On Aug. 21, the Metro Ethernet Forum (MEF) officially published what it claims to be the world's first standard which formally defines what SD-WAN and its service attributes are all about.
"The MEF SD-WAN standard efforts come at a good time as customer adoption starts to increase and service providers struggle to keep up with market demand," commented Mike Sapien, Chief Analyst, at Ovum Enterprise Services. "Hybrid networking, including SD-WAN services, can only grow in adoption and deployment, and having the same definitions and standard for comparison should make it easier for the providers and customers to understand the various service attributes and confirm feature alignment."
The standard is formally defined as MEF 70 "SD-WAN Service Attributes and Services" and come along with a 57-page document which defines SD-WAN.
"An SD-WAN Service provides a virtual overlay network that enables application-aware, policy-driven, and orchestrated connectivity between SD-WAN User Network Interfaces, and provides the logical construct of a L3Private Routed Network for the Subscriber that conveys IP Packets between Subscriber sites," the standard's abstract states.

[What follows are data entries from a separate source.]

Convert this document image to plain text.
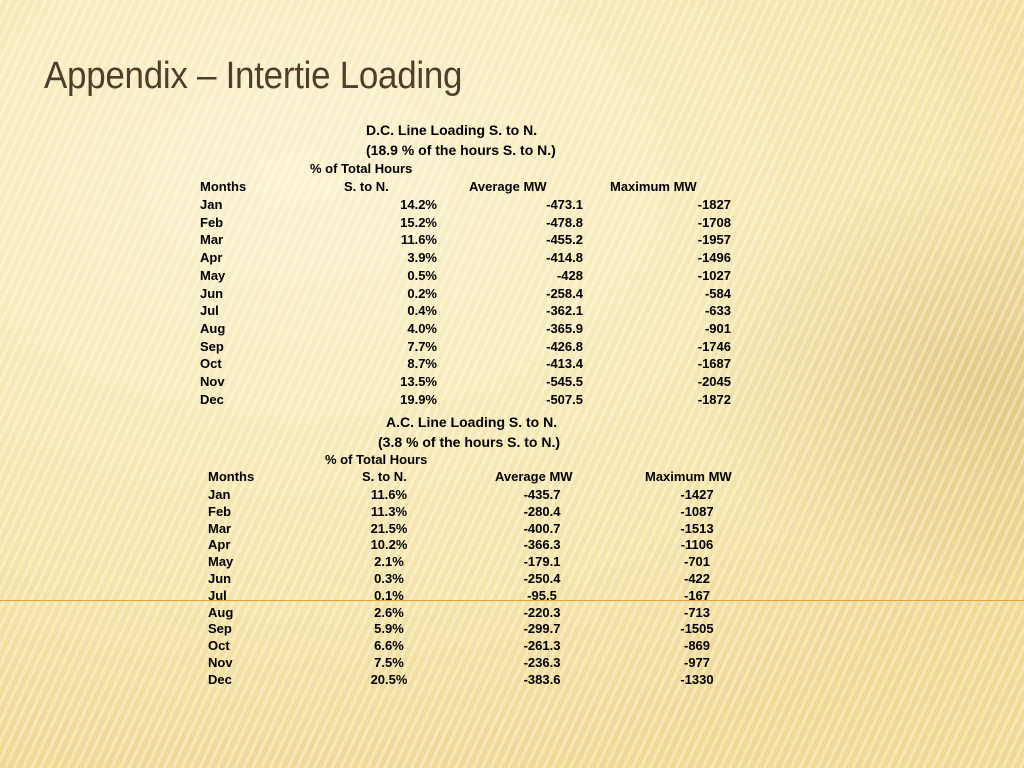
Appendix – Intertie Loading
D.C. Line Loading S. to N.
(18.9 % of the hours S. to N.)
% of Total Hours
Months	S. to N.	Average MW	Maximum MW
Jan	14.2%	-473.1	-1827
Feb	15.2%	-478.8	-1708
Mar	11.6%	-455.2	-1957
Apr	3.9%	-414.8	-1496
May	0.5%	-428	-1027
Jun	0.2%	-258.4	-584
Jul	0.4%	-362.1	-633
Aug	4.0%	-365.9	-901
Sep	7.7%	-426.8	-1746
Oct	8.7%	-413.4	-1687
Nov	13.5%	-545.5	-2045
Dec	19.9%	-507.5	-1872
A.C. Line Loading S. to N.
(3.8 % of the hours S. to N.)
% of Total Hours
Months	S. to N.	Average MW	Maximum MW
Jan	11.6%	-435.7	-1427
Feb	11.3%	-280.4	-1087
Mar	21.5%	-400.7	-1513
Apr	10.2%	-366.3	-1106
May	2.1%	-179.1	-701
Jun	0.3%	-250.4	-422
Jul	0.1%	-95.5	-167
Aug	2.6%	-220.3	-713
Sep	5.9%	-299.7	-1505
Oct	6.6%	-261.3	-869
Nov	7.5%	-236.3	-977
Dec	20.5%	-383.6	-1330
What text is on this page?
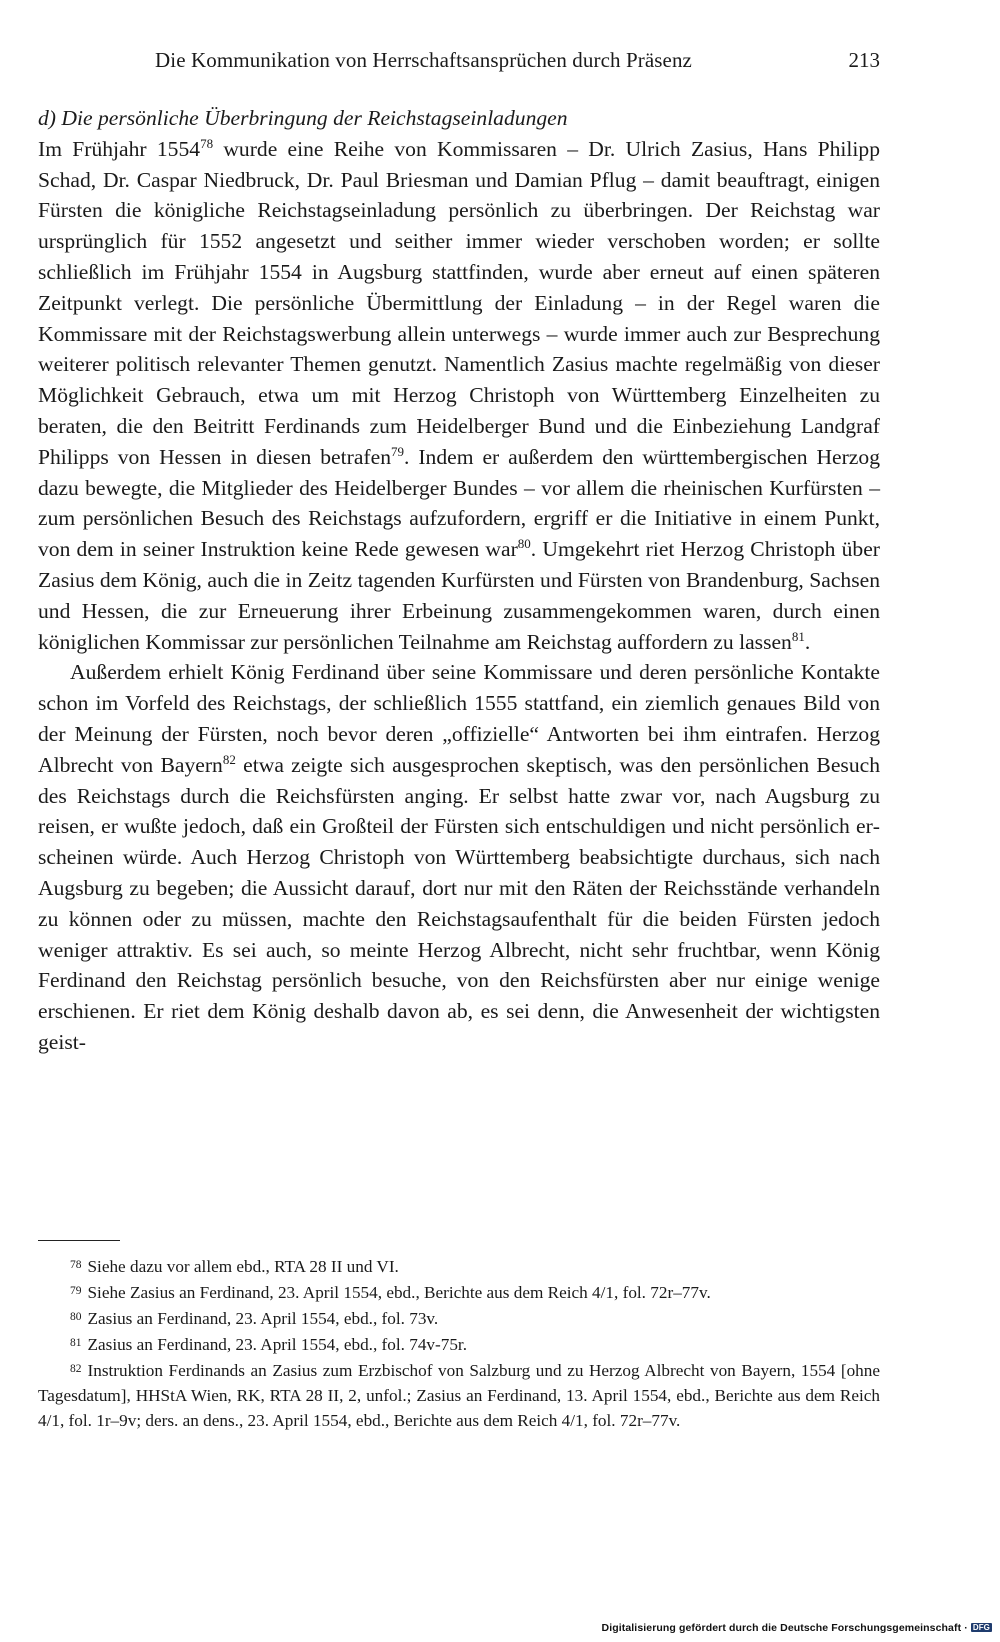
Die Kommunikation von Herrschaftsansprüchen durch Präsenz	213

d) Die persönliche Überbringung der Reichstagseinladungen

Im Frühjahr 1554$^{78}$ wurde eine Reihe von Kommissaren – Dr. Ulrich Zasius, Hans Philipp Schad, Dr. Caspar Niedbruck, Dr. Paul Briesman und Damian Pflug – damit beauftragt, einigen Fürsten die königliche Reichstagseinladung persönlich zu überbringen. Der Reichstag war ursprünglich für 1552 angesetzt und seither immer wieder verschoben worden; er sollte schließlich im Frühjahr 1554 in Augsburg stattfinden, wurde aber erneut auf einen späteren Zeitpunkt verlegt. Die persönliche Übermittlung der Einladung – in der Regel waren die Kommissare mit der Reichstagswerbung allein unterwegs – wurde immer auch zur Besprechung weiterer politisch relevanter Themen genutzt. Namentlich Zasius machte regelmäßig von dieser Möglichkeit Gebrauch, etwa um mit Herzog Christoph von Württemberg Einzelheiten zu beraten, die den Beitritt Ferdinands zum Heidelberger Bund und die Einbeziehung Landgraf Philipps von Hessen in diesen betrafen$^{79}$. Indem er außerdem den württembergischen Herzog dazu bewegte, die Mitglieder des Heidelberger Bundes – vor allem die rheinischen Kurfürsten – zum persönlichen Besuch des Reichstags aufzufordern, ergriff er die Initiative in einem Punkt, von dem in seiner Instruktion keine Rede gewesen war$^{80}$. Umgekehrt riet Herzog Christoph über Zasius dem König, auch die in Zeitz tagenden Kurfürsten und Fürsten von Brandenburg, Sachsen und Hessen, die zur Erneuerung ihrer Erbeinung zusammengekommen waren, durch einen königlichen Kommissar zur persönlichen Teilnahme am Reichstag auffordern zu lassen$^{81}$.

Außerdem erhielt König Ferdinand über seine Kommissare und deren persönliche Kontakte schon im Vorfeld des Reichstags, der schließlich 1555 stattfand, ein ziemlich genaues Bild von der Meinung der Fürsten, noch bevor deren „offizielle“ Antworten bei ihm eintrafen. Herzog Albrecht von Bayern$^{82}$ etwa zeigte sich ausgesprochen skeptisch, was den persönlichen Besuch des Reichstags durch die Reichsfürsten anging. Er selbst hatte zwar vor, nach Augsburg zu reisen, er wußte jedoch, daß ein Großteil der Fürsten sich entschuldigen und nicht persönlich erscheinen würde. Auch Herzog Christoph von Württemberg beabsichtigte durchaus, sich nach Augsburg zu begeben; die Aussicht darauf, dort nur mit den Räten der Reichsstände verhandeln zu können oder zu müssen, machte den Reichstagsaufenthalt für die beiden Fürsten jedoch weniger attraktiv. Es sei auch, so meinte Herzog Albrecht, nicht sehr fruchtbar, wenn König Ferdinand den Reichstag persönlich besuche, von den Reichsfürsten aber nur einige wenige erschienen. Er riet dem König deshalb davon ab, es sei denn, die Anwesenheit der wichtigsten geist-

$^{78}$ Siehe dazu vor allem ebd., RTA 28 II und VI.

$^{79}$ Siehe Zasius an Ferdinand, 23. April 1554, ebd., Berichte aus dem Reich 4/1, fol. 72r–77v.

$^{80}$ Zasius an Ferdinand, 23. April 1554, ebd., fol. 73v.

$^{81}$ Zasius an Ferdinand, 23. April 1554, ebd., fol. 74v-75r.

$^{82}$ Instruktion Ferdinands an Zasius zum Erzbischof von Salzburg und zu Herzog Albrecht von Bayern, 1554 [ohne Tagesdatum], HHStA Wien, RK, RTA 28 II, 2, unfol.; Zasius an Ferdinand, 13. April 1554, ebd., Berichte aus dem Reich 4/1, fol. 1r–9v; ders. an dens., 23. April 1554, ebd., Berichte aus dem Reich 4/1, fol. 72r–77v.

Digitalisierung gefördert durch die Deutsche Forschungsgemeinschaft · DFG
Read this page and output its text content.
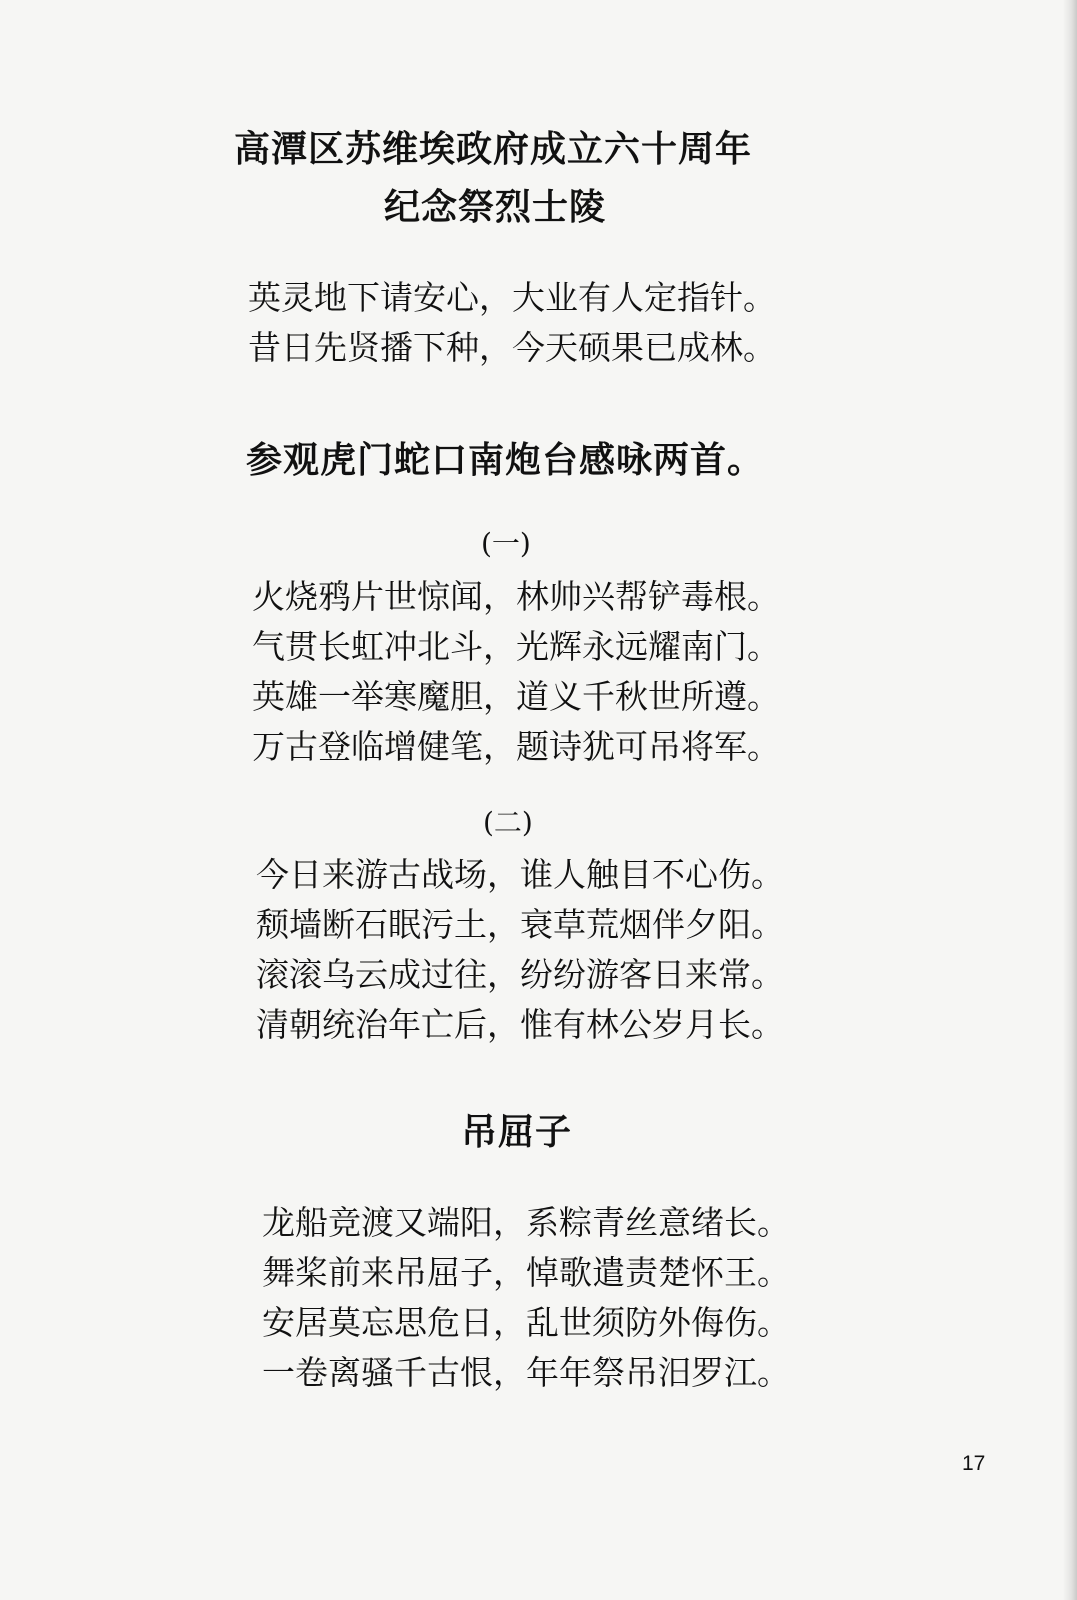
高潭区苏维埃政府成立六十周年
纪念祭烈士陵
英灵地下请安心，大业有人定指针。
昔日先贤播下种，今天硕果已成林。
参观虎门蛇口南炮台感咏两首。
(一)
火烧鸦片世惊闻，林帅兴帮铲毒根。
气贯长虹冲北斗，光辉永远耀南门。
英雄一举寒魔胆，道义千秋世所遵。
万古登临增健笔，题诗犹可吊将军。
(二)
今日来游古战场，谁人触目不心伤。
颓墙断石眠污土，衰草荒烟伴夕阳。
滚滚乌云成过往，纷纷游客日来常。
清朝统治年亡后，惟有林公岁月长。
吊屈子
龙船竞渡又端阳，系粽青丝意绪长。
舞桨前来吊屈子，悼歌遣责楚怀王。
安居莫忘思危日，乱世须防外侮伤。
一卷离骚千古恨，年年祭吊汨罗江。
17
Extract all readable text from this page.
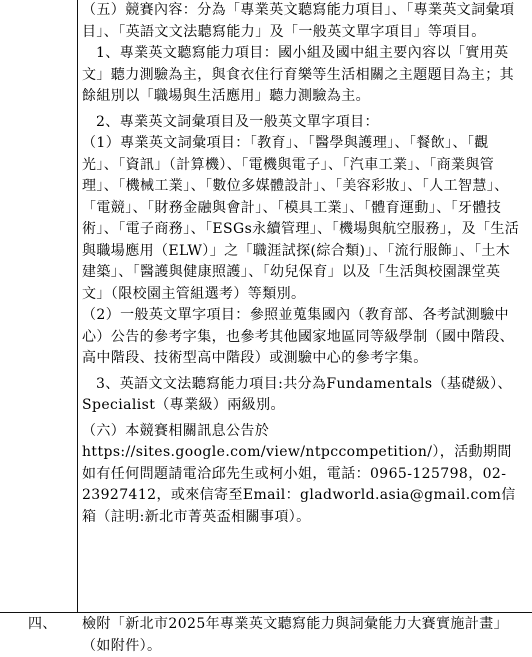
（五）競賽內容：分為「專業英文聽寫能力項目」、「專業英文詞彙項目」、「英語文文法聽寫能力」及「一般英文單字項目」等項目。

1、專業英文聽寫能力項目：國小組及國中組主要內容以「實用英文」聽力測驗為主，與食衣住行育樂等生活相關之主題題目為主；其餘組別以「職場與生活應用」聽力測驗為主。

2、專業英文詞彙項目及一般英文單字項目：

（1）專業英文詞彙項目：「教育」、「醫學與護理」、「餐飲」、「觀光」、「資訊」（計算機）、「電機與電子」、「汽車工業」、「商業與管理」、「機械工業」、「數位多媒體設計」、「美容彩妝」、「人工智慧」、「電競」、「財務金融與會計」、「模具工業」、「體育運動」、「牙體技術」、「電子商務」、「ESGs永續管理」、「機場與航空服務」，及「生活與職場應用（ELW）」之「職涯試探(綜合類)」、「流行服飾」、「土木建築」、「醫護與健康照護」、「幼兒保育」以及「生活與校園課堂英文」（限校園主管組選考）等類別。

（2）一般英文單字項目：參照並蒐集國內（教育部、各考試測驗中心）公告的參考字集，也參考其他國家地區同等級學制（國中階段、高中階段、技術型高中階段）或測驗中心的參考字集。

3、英語文文法聽寫能力項目:共分為Fundamentals（基礎級）、Specialist（專業級）兩級別。

（六）本競賽相關訊息公告於https://sites.google.com/view/ntpccompetition/），活動期間如有任何問題請電洽邱先生或柯小姐，電話：0965-125798，02-23927412，或來信寄至Email：gladworld.asia@gmail.com信箱（註明:新北市菁英盃相關事項）。

四、 檢附「新北市2025年專業英文聽寫能力與詞彙能力大賽實施計畫」（如附件）。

The MEF 70 provides some color and explanation of what the service attributes are that an SD-WAN subscriber can benefit from, including rules associated with how traffic is handled. The standard also defined a number of key concepts that are part of SD-WAN.
Among the key concept that are now defined:
SD-WAN Uni - The SD-WAN User Interface (Uni), is the demarcation point between the responsibility of the Service Provider and the responsibility of the Subscriber.
SD-WAN Edge - The SD-WAN Edge is the network function (physical or virtual) at the Service Provider side of the UNI reference point.
SD-WAN Tunnel Virtual Connections (TVCs) - Tunnel Virtual Connections are point-to-point paths across the Underlay Connectivity Services that define the logical forwarding topology of the SD-WAN Service
image components of SD-WAN
As to why having standards in place for SD-WAN are no important, Roman Pacewicz, Chief Product Officer, AT&T Business commented that AT&T has seen a significant change in how customers are using SD-WAN now versus two years ago, and that evolution is what makes service standards from MEF so critical.
"Today, and moving forward, SD-WAN is about delivering application performance," Pacewicz commented. "MEF’s role is creating a standards-based, intelligent network across multiple carriers that will eliminate friction as we work with each other to deliver application performance at the level of efficiency our customers are seeking."